I wrote this album in pieces. I was in pieces. Heartbroken and in my RV lifestyle where nowhere and everywhere is home.
I had spent a year working with Ferron. Not just on the album I made of her, “Boulder,” but traveling and playing shows and, as is unavoidable in hanging with her, having mind-altering conversations that were bound to change my life.
At some point, while camped outside her remote Michigan house, she was teaching a writing workshop in her home that I joined. She told a story of an alcoholic artist who, one morning woke up with his face literally in the dirt of a potted plant. It was a life-changer in that rock-bottom way, and he began to build his artistic life from there. Ferron asked us to describe a time when we had our face in the dirt and what we saw.
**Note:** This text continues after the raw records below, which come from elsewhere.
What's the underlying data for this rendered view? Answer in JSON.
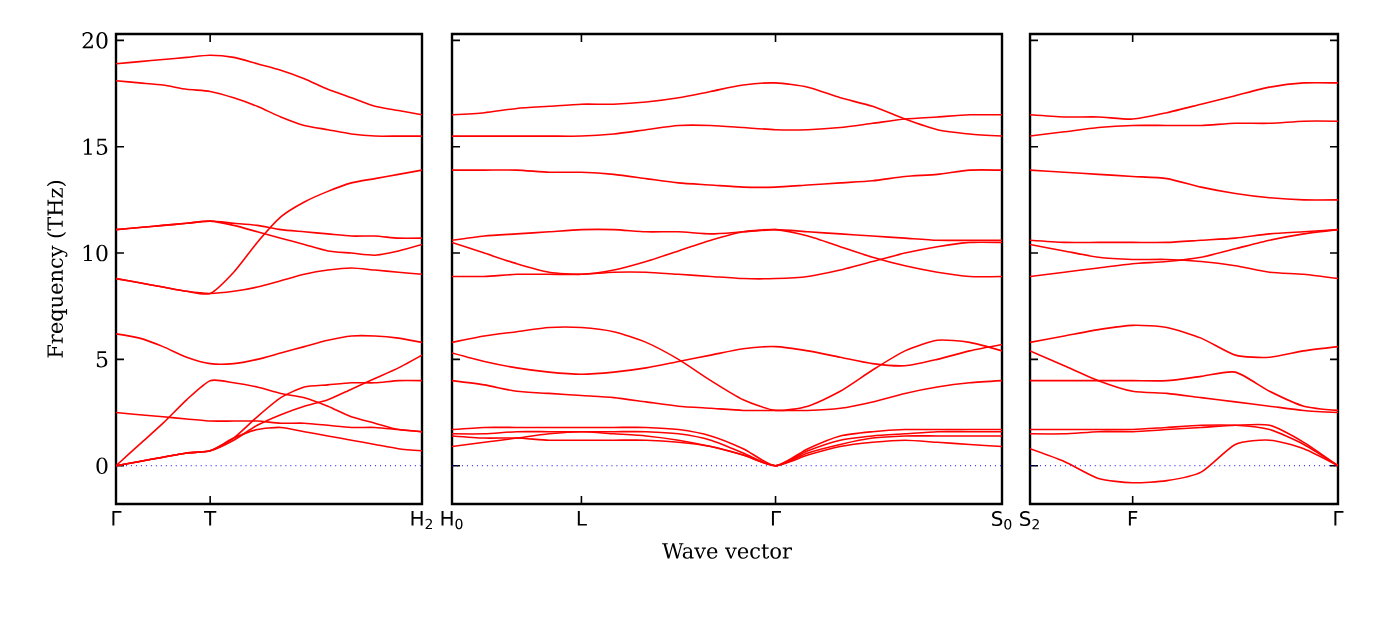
{
  "chart_data": [
    {
      "type": "line",
      "ylabel": "Frequency (THz)",
      "ylim": [
        -1.8,
        20.3
      ],
      "yticks": [
        0,
        5,
        10,
        15,
        20
      ],
      "categories": [
        "Γ",
        null,
        null,
        null,
        "T",
        null,
        null,
        null,
        null,
        null,
        null,
        null,
        null,
        "H$_{2}$"
      ],
      "ref_lines": [
        {
          "axis": "y",
          "value": 0,
          "color": "#0000ff",
          "line_style": "dotted"
        }
      ],
      "series": [
        {
          "color": "#ff0000",
          "values": [
            18.9,
            19.0,
            19.1,
            19.2,
            19.3,
            19.2,
            18.9,
            18.6,
            18.2,
            17.7,
            17.3,
            16.9,
            16.7,
            16.5
          ]
        },
        {
          "color": "#ff0000",
          "values": [
            18.1,
            18.0,
            17.9,
            17.7,
            17.6,
            17.3,
            16.9,
            16.4,
            16.0,
            15.8,
            15.6,
            15.5,
            15.5,
            15.5
          ]
        },
        {
          "color": "#ff0000",
          "values": [
            11.1,
            11.2,
            11.3,
            11.4,
            11.5,
            11.4,
            11.3,
            11.1,
            11.0,
            10.9,
            10.8,
            10.8,
            10.7,
            10.7
          ]
        },
        {
          "color": "#ff0000",
          "values": [
            11.1,
            11.2,
            11.3,
            11.4,
            11.5,
            11.3,
            11.0,
            10.7,
            10.4,
            10.1,
            10.0,
            9.9,
            10.1,
            10.4
          ]
        },
        {
          "color": "#ff0000",
          "values": [
            8.8,
            8.6,
            8.4,
            8.2,
            8.1,
            8.2,
            8.4,
            8.7,
            9.0,
            9.2,
            9.3,
            9.2,
            9.1,
            9.0
          ]
        },
        {
          "color": "#ff0000",
          "values": [
            8.8,
            8.6,
            8.4,
            8.2,
            8.1,
            9.1,
            10.5,
            11.7,
            12.4,
            12.9,
            13.3,
            13.5,
            13.7,
            13.9
          ]
        },
        {
          "color": "#ff0000",
          "values": [
            6.2,
            6.0,
            5.6,
            5.1,
            4.8,
            4.8,
            5.0,
            5.3,
            5.6,
            5.9,
            6.1,
            6.1,
            6.0,
            5.8
          ]
        },
        {
          "color": "#ff0000",
          "values": [
            2.5,
            2.4,
            2.3,
            2.2,
            2.1,
            2.1,
            2.1,
            2.0,
            2.0,
            1.9,
            1.8,
            1.8,
            1.7,
            1.6
          ]
        },
        {
          "color": "#ff0000",
          "values": [
            0,
            1.0,
            2.0,
            3.1,
            4.0,
            3.9,
            3.7,
            3.4,
            3.2,
            2.8,
            2.3,
            2.0,
            1.7,
            1.6
          ]
        },
        {
          "color": "#ff0000",
          "values": [
            0,
            0.2,
            0.4,
            0.6,
            0.7,
            1.3,
            2.3,
            3.2,
            3.7,
            3.8,
            3.9,
            3.9,
            4.0,
            4.0
          ]
        },
        {
          "color": "#ff0000",
          "values": [
            0,
            0.2,
            0.4,
            0.6,
            0.7,
            1.2,
            1.9,
            2.4,
            2.8,
            3.1,
            3.6,
            4.1,
            4.6,
            5.2
          ]
        },
        {
          "color": "#ff0000",
          "values": [
            0,
            0.2,
            0.4,
            0.6,
            0.7,
            1.3,
            1.7,
            1.8,
            1.6,
            1.4,
            1.2,
            1.0,
            0.8,
            0.7
          ]
        }
      ]
    },
    {
      "type": "line",
      "xlabel": "Wave vector",
      "ylim": [
        -1.8,
        20.3
      ],
      "yticks": [
        0,
        5,
        10,
        15,
        20
      ],
      "tick_labels": "x",
      "categories": [
        "H$_{0}$",
        null,
        null,
        null,
        "L",
        null,
        null,
        null,
        null,
        null,
        "Γ",
        null,
        null,
        null,
        null,
        null,
        null,
        "S$_{0}$"
      ],
      "ref_lines": [
        {
          "axis": "y",
          "value": 0,
          "color": "#0000ff",
          "line_style": "dotted"
        }
      ],
      "series": [
        {
          "color": "#ff0000",
          "values": [
            16.5,
            16.6,
            16.8,
            16.9,
            17.0,
            17.0,
            17.1,
            17.3,
            17.6,
            17.9,
            18.0,
            17.8,
            17.3,
            16.9,
            16.3,
            15.8,
            15.6,
            15.5
          ]
        },
        {
          "color": "#ff0000",
          "values": [
            15.5,
            15.5,
            15.5,
            15.5,
            15.5,
            15.6,
            15.8,
            16.0,
            16.0,
            15.9,
            15.8,
            15.8,
            15.9,
            16.1,
            16.3,
            16.4,
            16.5,
            16.5
          ]
        },
        {
          "color": "#ff0000",
          "values": [
            13.9,
            13.9,
            13.9,
            13.8,
            13.8,
            13.7,
            13.5,
            13.3,
            13.2,
            13.1,
            13.1,
            13.2,
            13.3,
            13.4,
            13.6,
            13.7,
            13.9,
            13.9
          ]
        },
        {
          "color": "#ff0000",
          "values": [
            10.6,
            10.8,
            10.9,
            11.0,
            11.1,
            11.1,
            11.0,
            11.0,
            10.9,
            11.0,
            11.1,
            11.0,
            10.9,
            10.8,
            10.7,
            10.6,
            10.6,
            10.6
          ]
        },
        {
          "color": "#ff0000",
          "values": [
            10.5,
            10.0,
            9.5,
            9.1,
            9.0,
            9.2,
            9.6,
            10.1,
            10.6,
            11.0,
            11.1,
            10.8,
            10.3,
            9.8,
            9.4,
            9.1,
            8.9,
            8.9
          ]
        },
        {
          "color": "#ff0000",
          "values": [
            8.9,
            8.9,
            9.0,
            9.0,
            9.0,
            9.1,
            9.1,
            9.0,
            8.9,
            8.8,
            8.8,
            8.9,
            9.2,
            9.6,
            10.0,
            10.3,
            10.5,
            10.5
          ]
        },
        {
          "color": "#ff0000",
          "values": [
            5.8,
            6.1,
            6.3,
            6.5,
            6.5,
            6.3,
            5.8,
            5.0,
            4.0,
            3.1,
            2.6,
            2.8,
            3.5,
            4.5,
            5.4,
            5.9,
            5.8,
            5.4
          ]
        },
        {
          "color": "#ff0000",
          "values": [
            5.3,
            4.9,
            4.6,
            4.4,
            4.3,
            4.4,
            4.6,
            4.9,
            5.2,
            5.5,
            5.6,
            5.4,
            5.1,
            4.8,
            4.7,
            5.0,
            5.4,
            5.7
          ]
        },
        {
          "color": "#ff0000",
          "values": [
            4.0,
            3.8,
            3.5,
            3.4,
            3.3,
            3.2,
            3.0,
            2.8,
            2.7,
            2.6,
            2.6,
            2.6,
            2.7,
            3.0,
            3.4,
            3.7,
            3.9,
            4.0
          ]
        },
        {
          "color": "#ff0000",
          "values": [
            1.7,
            1.8,
            1.8,
            1.8,
            1.8,
            1.8,
            1.8,
            1.7,
            1.4,
            0.8,
            0,
            0.8,
            1.4,
            1.6,
            1.7,
            1.7,
            1.7,
            1.7
          ]
        },
        {
          "color": "#ff0000",
          "values": [
            1.5,
            1.5,
            1.6,
            1.6,
            1.6,
            1.6,
            1.6,
            1.5,
            1.2,
            0.6,
            0,
            0.7,
            1.2,
            1.4,
            1.5,
            1.6,
            1.6,
            1.6
          ]
        },
        {
          "color": "#ff0000",
          "values": [
            0.9,
            1.1,
            1.3,
            1.5,
            1.6,
            1.5,
            1.4,
            1.2,
            0.9,
            0.5,
            0,
            0.5,
            0.9,
            1.1,
            1.2,
            1.1,
            1.0,
            0.9
          ]
        },
        {
          "color": "#ff0000",
          "values": [
            1.4,
            1.3,
            1.3,
            1.2,
            1.2,
            1.2,
            1.2,
            1.1,
            0.9,
            0.5,
            0,
            0.6,
            1.0,
            1.3,
            1.4,
            1.4,
            1.4,
            1.4
          ]
        }
      ]
    },
    {
      "type": "line",
      "ylim": [
        -1.8,
        20.3
      ],
      "yticks": [
        0,
        5,
        10,
        15,
        20
      ],
      "tick_labels": "x",
      "categories": [
        "S$_{2}$",
        null,
        null,
        "F",
        null,
        null,
        null,
        null,
        null,
        "Γ"
      ],
      "ref_lines": [
        {
          "axis": "y",
          "value": 0,
          "color": "#0000ff",
          "line_style": "dotted"
        }
      ],
      "series": [
        {
          "color": "#ff0000",
          "values": [
            16.5,
            16.4,
            16.4,
            16.3,
            16.6,
            17.0,
            17.4,
            17.8,
            18.0,
            18.0
          ]
        },
        {
          "color": "#ff0000",
          "values": [
            15.5,
            15.7,
            15.9,
            16.0,
            16.0,
            16.0,
            16.1,
            16.1,
            16.2,
            16.2
          ]
        },
        {
          "color": "#ff0000",
          "values": [
            13.9,
            13.8,
            13.7,
            13.6,
            13.5,
            13.1,
            12.8,
            12.6,
            12.5,
            12.5
          ]
        },
        {
          "color": "#ff0000",
          "values": [
            10.6,
            10.5,
            10.5,
            10.5,
            10.5,
            10.6,
            10.7,
            10.9,
            11.0,
            11.1
          ]
        },
        {
          "color": "#ff0000",
          "values": [
            10.4,
            10.1,
            9.8,
            9.7,
            9.7,
            9.6,
            9.4,
            9.1,
            9.0,
            8.8
          ]
        },
        {
          "color": "#ff0000",
          "values": [
            8.9,
            9.1,
            9.3,
            9.5,
            9.6,
            9.8,
            10.2,
            10.6,
            10.9,
            11.1
          ]
        },
        {
          "color": "#ff0000",
          "values": [
            5.8,
            6.1,
            6.4,
            6.6,
            6.5,
            6.0,
            5.2,
            5.1,
            5.4,
            5.6
          ]
        },
        {
          "color": "#ff0000",
          "values": [
            5.4,
            4.7,
            4.0,
            3.5,
            3.4,
            3.2,
            3.0,
            2.8,
            2.6,
            2.5
          ]
        },
        {
          "color": "#ff0000",
          "values": [
            4.0,
            4.0,
            4.0,
            4.0,
            4.0,
            4.2,
            4.4,
            3.5,
            2.8,
            2.6
          ]
        },
        {
          "color": "#ff0000",
          "values": [
            1.7,
            1.7,
            1.7,
            1.7,
            1.8,
            1.9,
            1.9,
            1.7,
            1.0,
            0
          ]
        },
        {
          "color": "#ff0000",
          "values": [
            1.5,
            1.5,
            1.6,
            1.6,
            1.7,
            1.8,
            1.9,
            1.9,
            1.1,
            0
          ]
        },
        {
          "color": "#ff0000",
          "values": [
            0.8,
            0.2,
            -0.6,
            -0.8,
            -0.7,
            -0.3,
            1.0,
            1.2,
            0.8,
            0
          ]
        }
      ]
    }
  ]
}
I believe this record came from that place. An “ok, I’m lost and broken and know that these tools, my hands and my words are something I can rely on.”
And so I began to record myself, on my laptop and Mbox—a humble beginning of an unseen road that would lead me back home to Brooklyn to finish it with one of my newest and closest collaborators, Gabriel. I called on a lot of friends. Liz Kelly, a.k.a. “Teen Beat” came out from Portland for a week and we spent day and night in my friend Viv’s studio in the east village, sleeping on the floor and slowly wiping the dirt from my face as we played. We wrote some songs on the spot. God-des would come by to throw in her two cents. Viv taught me more and more about Pro-Tools every day. We had a bunch of party girls come in and lay down the vocals for “Kitchen” and mostly we dedicated ourselves to the fun of loss, the sound of fun, and the songs of sad and release.
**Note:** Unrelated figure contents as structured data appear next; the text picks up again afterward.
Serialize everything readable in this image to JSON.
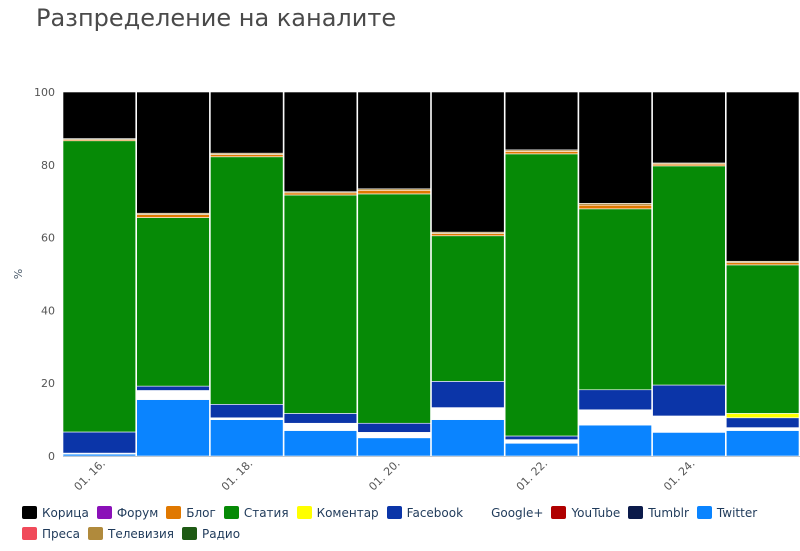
{
  "chart_data": {
    "type": "bar",
    "stacked": true,
    "title": "Разпределение на каналите",
    "ylabel": "%",
    "xlabel": "",
    "ylim": [
      0,
      100
    ],
    "yticks": [
      0,
      20,
      40,
      60,
      80,
      100
    ],
    "categories": [
      "01. 16.",
      "01. 17.",
      "01. 18.",
      "01. 19.",
      "01. 20.",
      "01. 21.",
      "01. 22.",
      "01. 23.",
      "01. 24.",
      "01. 25."
    ],
    "xtick_labels": [
      "01. 16.",
      "01. 18.",
      "01. 20.",
      "01. 22.",
      "01. 24."
    ],
    "legend_position": "bottom",
    "series": [
      {
        "name": "Twitter",
        "color": "#0a84ff",
        "values": [
          0.5,
          15.5,
          10,
          7,
          5,
          10,
          3.5,
          8.5,
          6.5,
          7
        ]
      },
      {
        "name": "Google+",
        "color": "#ffffff",
        "values": [
          0.3,
          2.5,
          0.5,
          2,
          1.5,
          3.3,
          1,
          4.2,
          4.5,
          0.8
        ]
      },
      {
        "name": "Facebook",
        "color": "#0b35a8",
        "values": [
          5.8,
          1.2,
          3.7,
          2.7,
          2.5,
          7.2,
          1,
          5.5,
          8.5,
          2.7
        ]
      },
      {
        "name": "Коментар",
        "color": "#ffff00",
        "values": [
          0,
          0,
          0,
          0,
          0,
          0,
          0,
          0,
          0,
          1.2
        ]
      },
      {
        "name": "Статия",
        "color": "#068a06",
        "values": [
          80,
          46.3,
          68,
          60,
          63,
          40,
          77.5,
          49.7,
          60.2,
          40.8
        ]
      },
      {
        "name": "Блог",
        "color": "#e07800",
        "values": [
          0.3,
          0.8,
          0.6,
          0.6,
          1,
          0.6,
          0.7,
          1,
          0.5,
          0.6
        ]
      },
      {
        "name": "Телевизия",
        "color": "#b08a3c",
        "values": [
          0.3,
          0.4,
          0.4,
          0.3,
          0.4,
          0.4,
          0.4,
          0.5,
          0.3,
          0.4
        ]
      },
      {
        "name": "Корица",
        "color": "#000000",
        "values": [
          12.8,
          33.3,
          16.8,
          27.4,
          26.6,
          38.5,
          15.9,
          30.6,
          19.5,
          46.5
        ]
      }
    ],
    "legend": [
      {
        "name": "Корица",
        "color": "#000000"
      },
      {
        "name": "Форум",
        "color": "#8a10b8"
      },
      {
        "name": "Блог",
        "color": "#e07800"
      },
      {
        "name": "Статия",
        "color": "#068a06"
      },
      {
        "name": "Коментар",
        "color": "#ffff00"
      },
      {
        "name": "Facebook",
        "color": "#0b35a8"
      },
      {
        "name": "Google+",
        "color": "#ffffff"
      },
      {
        "name": "YouTube",
        "color": "#b00000"
      },
      {
        "name": "Tumblr",
        "color": "#0b1a4a"
      },
      {
        "name": "Twitter",
        "color": "#0a84ff"
      },
      {
        "name": "Преса",
        "color": "#f04a5a"
      },
      {
        "name": "Телевизия",
        "color": "#b08a3c"
      },
      {
        "name": "Радио",
        "color": "#1e5a14"
      }
    ]
  }
}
Then I brought in Lee Free, our drummer from Bitch+The Exciting Conclusion. We recorded a couple songs we had written together. I brought one of my favorite NYC performance artists, Geo Wyeth in to play a track live that would eventually be the title track, “Blasted.” I kept the tracks with me and felt by building them up, treating each song like a new and special creature in the world, I was healing myself.
Hearts mend, right?
And so began my long nights with Gabriel, locked up in his Brooklyn loft, waiting for his room-mates to all leave so we could crank up the amps. We got the most amazing sound I have yet heard from my electric violin. Thank the goddess for Friday nights and living with people who work in the service industry.
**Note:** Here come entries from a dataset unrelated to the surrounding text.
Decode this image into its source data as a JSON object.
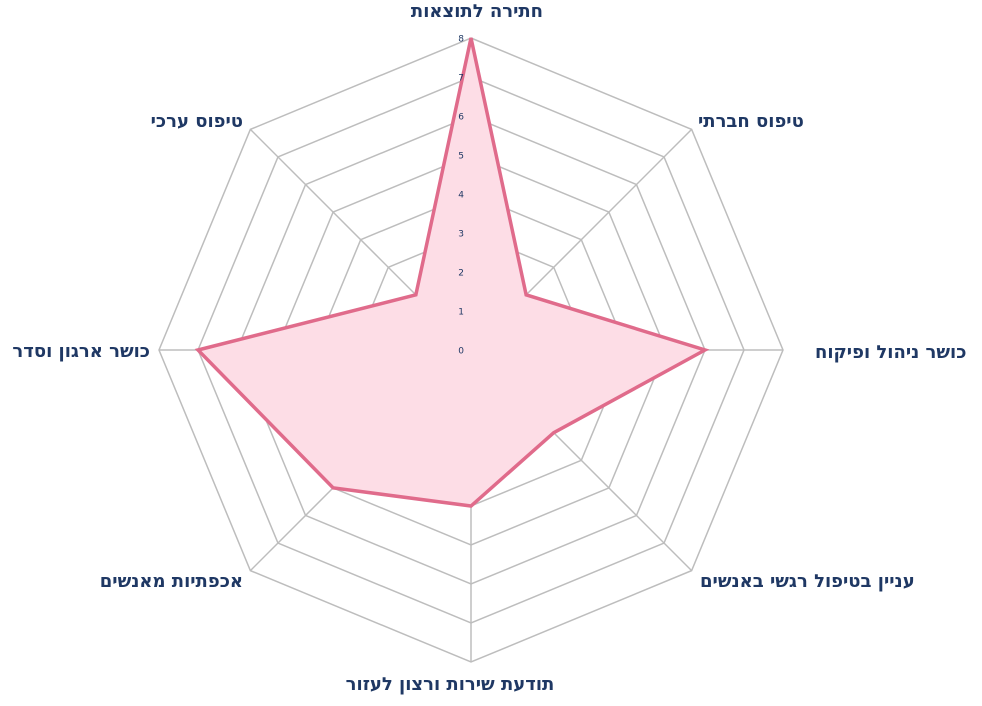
{
  "chart_data": {
    "type": "radar",
    "categories": [
      "חתירה לתוצאות",
      "טיפוס חברתי",
      "כושר ניהול ופיקוח",
      "עניין בטיפול רגשי באנשים",
      "תודעת שירות ורצון לעזור",
      "אכפתיות מאנשים",
      "כושר ארגון וסדר",
      "טיפוס ערכי"
    ],
    "values": [
      8,
      2,
      6,
      3,
      4,
      5,
      7,
      2
    ],
    "color": "#e06b8b",
    "fill": "#fddde6",
    "rlim": [
      0,
      8
    ],
    "rticks": [
      0,
      1,
      2,
      3,
      4,
      5,
      6,
      7,
      8
    ],
    "grid": true
  }
}
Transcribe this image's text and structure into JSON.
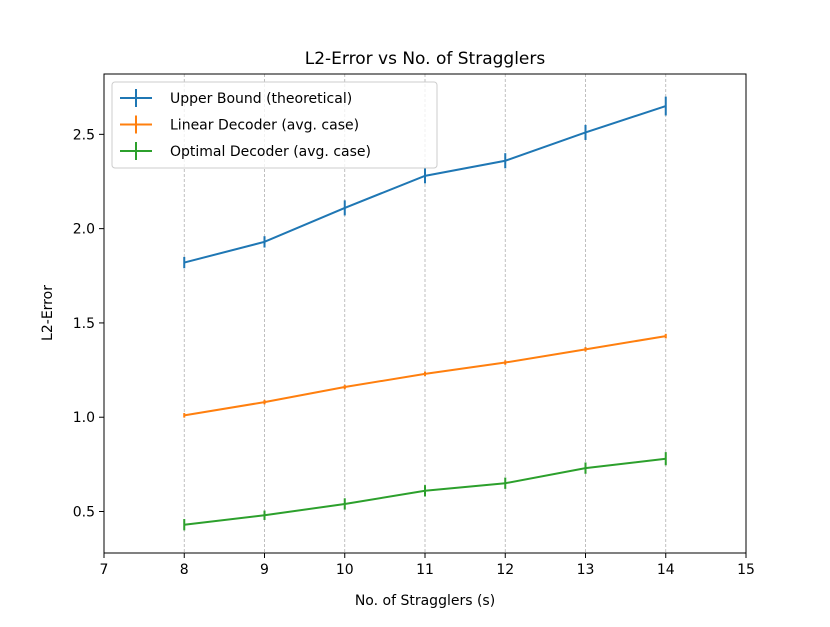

Making this record was like a series of prayers. The wood-stove at Ferron’s house and the echo of the floors I can still hear in all the songs I made there. The late nights at Viv’s after Liz had played her heart out all day and was passed out on the couch behind me while I stayed up editing the stuff together, making a plan for what to do by morning. My long walks to Gabriel’s house with my hard drive in tow, my up-all-nights at Wayne’s house editing and re-thinking and scheming. I soothed myself in this work. I didn’t let myself get too alone, and yet I was so alone, taking comfort in the colors of Pro-Tools on my screen, a whole life behind me and one ahead that was still unseen. I was catapulted into “Blasted.” A sheer emotional propellor.
I’m happy now. Happy to share. Happy to Open Up. Happy that I Lost You cuz I refound myself. Happy about what’s cooking in my Kitchen. Happy to be Blasted and not so Blasted. Happy that the Rain is the Only thing that’s Clear. Happy.